Saturday, April 26, 2008

Brief as Photos – 1: Lara’s Story

This is going to be totally off from what I've been blogging so far (I'll be back to regular programming on Monday). I just finished reading Paul Theroux’s Twenty-Two Stories in Harper’s and felt moved to write a brief story of no more than a thousand words. I have this crazy idea of writing one story a week; that's 52 stories or approximately 52,000 words in one year. The question is -- would I be able to keep it up? I will also be traveling this summer for six weeks, so that's an added twist. But I want to try and see if I can do this (and you will help keep me honest, won't you?).

These would be short-short fictional stories with mostly a Foreign Service slant; I'm not sure there is a name for this genre - but I'm calling this haiku fiction. The working title for this series is “Brief as Photos,” after John Berger’s 1992 book, “And Our Faces, My Heart, Brief as Photos.” But as Yoda says "No. Try not. Do... or do not." So here's my first do at 460 words:

1: Lara’s Story

Lara was not a vengeful woman. She was raised to believe that a higher order would sort out all injustice in the next world. All sins would be paid in full. Turning your left cheek instead of hitting back had been drummed into her and she believed in it. After the attack on the World Council's headquarters, she was in church often; trying to find meaning to the destruction of lives, the purpose of suffering bravely, the necessity of good and evil coexisting in a fragile world such as hers. She wondered often if God was sleeping on his job, for how else could one explain the horrendous act that had invaded her small intimate world like a wooden mallet hitting glass.

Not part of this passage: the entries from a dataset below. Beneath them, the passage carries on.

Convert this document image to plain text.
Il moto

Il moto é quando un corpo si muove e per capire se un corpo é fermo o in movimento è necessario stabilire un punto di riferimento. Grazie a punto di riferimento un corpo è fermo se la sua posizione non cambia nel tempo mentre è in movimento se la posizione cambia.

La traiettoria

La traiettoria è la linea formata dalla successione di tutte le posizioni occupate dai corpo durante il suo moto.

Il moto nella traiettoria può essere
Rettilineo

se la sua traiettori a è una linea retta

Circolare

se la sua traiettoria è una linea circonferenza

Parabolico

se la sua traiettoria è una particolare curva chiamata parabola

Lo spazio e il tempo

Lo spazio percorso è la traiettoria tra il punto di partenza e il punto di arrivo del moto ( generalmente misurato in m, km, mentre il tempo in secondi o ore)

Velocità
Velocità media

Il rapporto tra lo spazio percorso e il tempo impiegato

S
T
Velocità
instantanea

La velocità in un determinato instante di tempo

Why she lived while they passed on still remained a mystery to her. The reel in her mind played on like a 24/7 show: She and Lisa sitting in a corner eating ice cream flakes; her husband, Jeremy, who was having a late morning meeting with the Pacific Sector diplomats was just coming down from the moving walkway. They smiled and waved at him. Her daughter dropped her doll and Lara quickly ducked under the table to retrieve it. There was a blinding light and then there was nothing. She thought about the woman in Hiroshima, a hundred years ago who had her daughter on her lap when the bomb was dropped. The Japanese mother lived to be an old woman but not the daughter who was on her lap, who perished that day. How do you explain something like that?

She had nothing else to live for after that. For two months she did nothing but stared at her family’s photographs and cried. Until one day, she discovered the well in her eyes had become completely dry. That was when Lara joined the World Intelligence Service as an operative. She was first assigned to the Eurasian Sector to track down some liquid metal smugglers. She was efficient and effective. She was dangerous to the enemy not because of her lethal skills but because the part of her brain that regulates fear had vanished like smoke with her husband and daughter in that fateful morning.

Lara was not a vengeful woman, and yet, when she learned that the mastermind of the World Council’s bombing was in Japan, that was where she went. She found him in Bonin Islands, south of the capital city, looking like a prosperous oriental business man. She told herself, all she wanted was to ask him why? But he laughed at her face and called them the collateral damage of war. So she fed him fugu liver and watched him slowly die. Then she went for a swim and was never heard of again.